Oatha straightened, tried to center himself over his feet, the world tilting.  On the second floor of a false-fronted building across the street, a headboard smacked repeatedly into a wall and bedsprings squealed like ravenous pigs.  Against the dark, Nathan was just a silhouette.

“You sure?” Oatha asked.

“Yeah, you don’t wanna be takin that trail to Abandon on your own anyhow.  Wild country out there, bad people in it.”

“I’m obliged,” Oatha said, though he wasn’t.  Last thing he wanted was these men for extended company.

“You get yourself home?” Nathan asked.

“Believe so.”

“I’m gonna go scare up a little snatch.”

Nathan wandered off toward Blair Street, an assured elegance to his drunken gait, and Oatha sat down against the back of the saloon to let his head clear, get his bearings straight for the long stagger back to the hotel.

He woke stiff and cold some hours later, still sitting up against the back of the saloon, his

gray frockcoat glazed with a heavy frost.  The throbbing at the base of his skull was his

pulse, and it quickened as he struggled to his feet in the thin air.
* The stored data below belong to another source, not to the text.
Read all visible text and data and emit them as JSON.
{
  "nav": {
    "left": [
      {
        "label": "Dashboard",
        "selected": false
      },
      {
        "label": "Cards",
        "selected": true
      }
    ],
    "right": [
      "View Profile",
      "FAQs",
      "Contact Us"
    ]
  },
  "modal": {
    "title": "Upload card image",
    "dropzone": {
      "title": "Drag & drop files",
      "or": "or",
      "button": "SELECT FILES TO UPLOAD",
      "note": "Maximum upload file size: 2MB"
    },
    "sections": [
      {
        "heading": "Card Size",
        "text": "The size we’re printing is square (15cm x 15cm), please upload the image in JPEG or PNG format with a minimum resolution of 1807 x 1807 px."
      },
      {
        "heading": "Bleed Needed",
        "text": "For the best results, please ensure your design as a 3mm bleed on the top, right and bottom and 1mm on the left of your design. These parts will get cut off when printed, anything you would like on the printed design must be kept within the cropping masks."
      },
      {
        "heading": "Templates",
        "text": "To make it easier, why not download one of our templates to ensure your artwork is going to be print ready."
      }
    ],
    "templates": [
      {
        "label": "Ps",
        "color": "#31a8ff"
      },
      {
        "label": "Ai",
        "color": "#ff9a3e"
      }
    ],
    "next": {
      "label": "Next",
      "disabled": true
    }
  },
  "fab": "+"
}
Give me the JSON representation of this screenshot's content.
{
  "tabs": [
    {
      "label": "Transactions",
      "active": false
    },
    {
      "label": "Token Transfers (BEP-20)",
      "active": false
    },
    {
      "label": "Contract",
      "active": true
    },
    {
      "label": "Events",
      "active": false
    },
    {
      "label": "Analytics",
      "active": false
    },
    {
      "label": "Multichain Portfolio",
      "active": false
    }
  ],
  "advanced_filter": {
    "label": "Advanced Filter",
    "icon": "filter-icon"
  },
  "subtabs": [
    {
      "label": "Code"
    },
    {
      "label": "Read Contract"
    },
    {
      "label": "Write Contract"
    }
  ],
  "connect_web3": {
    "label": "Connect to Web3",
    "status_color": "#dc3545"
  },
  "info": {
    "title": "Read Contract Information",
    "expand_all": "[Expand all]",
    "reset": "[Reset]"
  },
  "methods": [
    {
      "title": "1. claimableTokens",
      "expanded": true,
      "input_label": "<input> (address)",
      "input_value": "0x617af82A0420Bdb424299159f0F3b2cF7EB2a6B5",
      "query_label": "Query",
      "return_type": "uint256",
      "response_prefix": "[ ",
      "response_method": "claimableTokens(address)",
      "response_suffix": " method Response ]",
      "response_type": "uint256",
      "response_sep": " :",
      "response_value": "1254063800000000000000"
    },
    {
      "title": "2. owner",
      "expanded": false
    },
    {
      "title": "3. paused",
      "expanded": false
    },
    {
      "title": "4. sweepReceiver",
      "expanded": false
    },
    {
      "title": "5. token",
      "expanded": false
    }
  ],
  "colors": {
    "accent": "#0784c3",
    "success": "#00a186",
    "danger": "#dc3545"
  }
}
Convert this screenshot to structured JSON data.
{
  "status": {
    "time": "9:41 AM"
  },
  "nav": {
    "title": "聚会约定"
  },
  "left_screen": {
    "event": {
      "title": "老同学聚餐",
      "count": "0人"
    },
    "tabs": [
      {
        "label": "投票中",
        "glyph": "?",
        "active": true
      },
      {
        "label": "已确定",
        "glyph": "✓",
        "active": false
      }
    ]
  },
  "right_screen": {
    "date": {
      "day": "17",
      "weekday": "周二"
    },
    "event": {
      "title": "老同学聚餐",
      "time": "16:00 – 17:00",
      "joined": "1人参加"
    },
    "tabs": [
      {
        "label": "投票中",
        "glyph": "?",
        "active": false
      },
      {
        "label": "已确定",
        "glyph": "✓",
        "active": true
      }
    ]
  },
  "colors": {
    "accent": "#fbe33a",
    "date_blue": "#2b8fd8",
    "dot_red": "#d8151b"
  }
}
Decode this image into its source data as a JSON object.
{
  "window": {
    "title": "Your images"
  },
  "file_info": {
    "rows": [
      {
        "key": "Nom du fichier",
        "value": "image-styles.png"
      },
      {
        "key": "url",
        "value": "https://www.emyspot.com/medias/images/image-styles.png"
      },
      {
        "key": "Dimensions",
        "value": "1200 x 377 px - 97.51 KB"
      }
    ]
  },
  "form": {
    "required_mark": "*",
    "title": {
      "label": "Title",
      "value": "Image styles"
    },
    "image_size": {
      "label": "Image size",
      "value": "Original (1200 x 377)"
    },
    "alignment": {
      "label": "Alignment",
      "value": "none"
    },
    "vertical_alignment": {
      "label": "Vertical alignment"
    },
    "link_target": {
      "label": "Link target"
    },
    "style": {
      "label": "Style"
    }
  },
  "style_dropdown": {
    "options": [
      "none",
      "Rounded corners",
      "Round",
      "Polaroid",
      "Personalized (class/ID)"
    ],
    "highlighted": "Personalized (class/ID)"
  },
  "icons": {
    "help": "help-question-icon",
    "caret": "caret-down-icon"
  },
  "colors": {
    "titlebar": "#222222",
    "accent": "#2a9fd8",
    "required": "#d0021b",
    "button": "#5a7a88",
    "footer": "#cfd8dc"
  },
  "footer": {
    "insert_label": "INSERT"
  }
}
The predawn sky held a deep lavender tint, the surrounding peaks stark black against it, like patches of starless space, and aside from the candleflames in the windows of the cribs, this boom town stood as still and dark as a man might hope to see it.

Oatha bought a lineback canelo from a greaser at the livery, an old saddle, and provisions for two days, including tobacco and a quart of whiskey.  Struck out of Silverton in the late afternoon, even as the sun perched on a jagged ridge of peaks in the west.

At dusk, he was three miles out of town, camped along a drowsy stream downsized to a trickle in these dry weeks of autumn.  Oatha lay smoking on his bedroll, staring up through the spruce at pieces of the night sky, moonless and starblown.  If he rode hard, he’d make Abandon by nightfall.  It all seemed like the start of something for him, a new direction.  He was fifty-one, and maybe it was time he got his life right, started walking that road his friend, Sik’is, had always talked about.

The restlessness of the horse tore him out of the dream, and Oatha sat up before his eyes opened.  It was light out, though still early, maybe an hour past dawn.  He got up, walked over to the mare and rubbed her neck.